Wednesday, November 4, 2009

"Cash For Clunkers" Revisited: Was It Worth It?

Automobile news site Edmunds.com released their analysis of the “Cash For Clunkers” program that ran during the summer. “Cash For Clunkers” was intended to offer consumers an incentive to trade in their older, less fuel efficient car for a newer vehicle with better fuel mileage. Given the state of the economy, that focus was lost and the program’s image became more about spurring new car sales to give the economy a boost. Back in August, I wrote about possible unintended consequences “Cash For Clunkers”. Edmunds.com ran the numbers from the summer and determined that “Cash For Clunkers” wasn’t as effective as was touted.

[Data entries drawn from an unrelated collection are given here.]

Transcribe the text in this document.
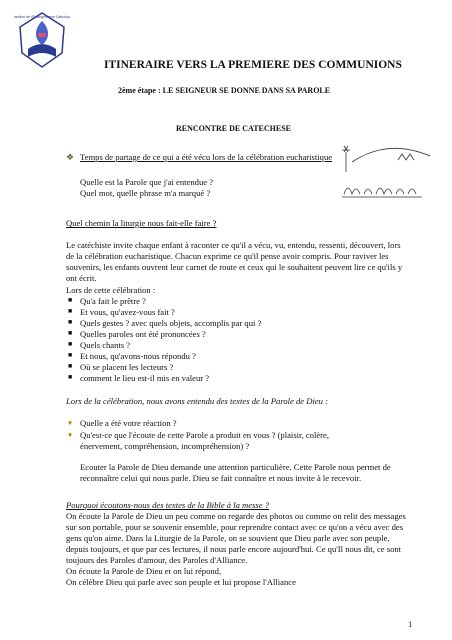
Direction de l'Enseignement Catholique
ITINERAIRE VERS LA PREMIERE DES COMMUNIONS
2ème étape : LE SEIGNEUR SE DONNE DANS SA PAROLE
RENCONTRE DE CATECHESE
❖ Temps de partage de ce qui a été vécu lors de la célébration eucharistique
Quelle est la Parole que j'ai entendue ?
Quel mot, quelle phrase m'a marqué ?
Quel chemin la liturgie nous fait-elle faire ?
Le catéchiste invite chaque enfant à raconter ce qu'il a vécu, vu, entendu, ressenti, découvert, lors
de la célébration eucharistique. Chacun exprime ce qu'il pense avoir compris. Pour raviver les
souvenirs, les enfants ouvrent leur carnet de route et ceux qui le souhaitent peuvent lire ce qu'ils y
ont écrit.
Lors de cette célébration :
■ Qu'a fait le prêtre ?
■ Et vous, qu'avez-vous fait ?
■ Quels gestes ? avec quels objets, accomplis par qui ?
■ Quelles paroles ont été prononcées ?
■ Quels chants ?
■ Et nous, qu'avons-nous répondu ?
■ Où se placent les lecteurs ?
■ comment le lieu est-il mis en valeur ?
Lors de la célébration, nous avons entendu des textes de la Parole de Dieu :
♦ Quelle a été votre réaction ?
♦ Qu'est-ce que l'écoute de cette Parole a produit en vous ? (plaisir, colère,
énervement, compréhension, incompréhension) ?
Ecouter la Parole de Dieu demande une attention particulière. Cette Parole nous permet de
reconnaître celui qui nous parle. Dieu se fait connaître et nous invite à le recevoir.
Pourquoi écoutons-nous des textes de la Bible à la messe ?
On écoute la Parole de Dieu un peu comme on regarde des photos ou comme on relit des messages
sur son portable, pour se souvenir ensemble, pour reprendre contact avec ce qu'on a vécu avec des
gens qu'on aime. Dans la Liturgie de la Parole, on se souvient que Dieu parle avec son peuple,
depuis toujours, et que par ces lectures, il nous parle encore aujourd'hui. Ce qu'Il nous dit, ce sont
toujours des Paroles d'amour, des Paroles d'Alliance.
On écoute la Parole de Dieu et on lui répond,
On célèbre Dieu qui parle avec son peuple et lui propose l'Alliance
1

The most important numbers in Edmunds’ findings is 125,000, the marginal sales spurred on by “Cash For Clunkers”, and $24,000, which is how much each marginal car cost in federal funds from the $3 billion allocated to the program. Edmunds measured what the seasonally adjusted sales rate should have been using historical data and this year’s sales data to arrive at the marginal sales rate. Perhaps more importantly, using the same seasonal adjusted sales projections, Edmunds has been able to make predictions for the sales for the remainder of the year, and its not nearly as sparkling. Edmunds predicts that car sales will decrease on a seasonally adjusted basis for the last quarter of the year.

Predictably, the White House has issued a rebuttal to Edmunds’ findings. One of the major points the White House refutes is how “Cash For Clunkers” will benefit the US GDP in the second half of the year. When viewed on the macroeconomic level, I can believe this argument. The amount of labor and money that goes into delivering a car to a consumer is great. There are the part manufacturers making spark plugs and ignition switches, the freight companies that deliver components to the assembly lines in Detroit and elsewhere, where the components are assembled into a car. Then you have more freight delivering the cars to dealers, and the dealers themselves who employ salespeople, mechanics and an administrative staff. That’s a lot of hands that go into building a car. For now, the major manufacturers have to build more cars than usual due to the fact that cars traded in as “clunkers” have to be dismantled. But what happens when auto sales level off, production drops and layoffs occur? How far into the future will that occur? It could happen in a few years as part of a normal cycle, or it could occur in a few months if potential consumers still have difficulty obtaining a car loan.

As an aside, one would expect an official White House communication channel to sound more professional. Read the title of the post to see what I mean.

Perhaps the most troubling aspect of Edmunds’ research is the cost per marginal car. According to the Federal Trade Commission, the average selling price for cars stands at $28,400. Subtract the $4,500 maximum rebate available under the program, and you get $23,900. That means the government spent $100 more per marginal car than the average price. From an economic standpoint, selling for a loss is a dangerous prospect. I’ll be keen to see sales numbers for the last quarter of the year to see if those numbers hold up under the weight of the “Cash For Clunkers” program. If more than 125,000 sales are lost, then the program will have created negative net sales. If that happens, it will be hard to call the program a success.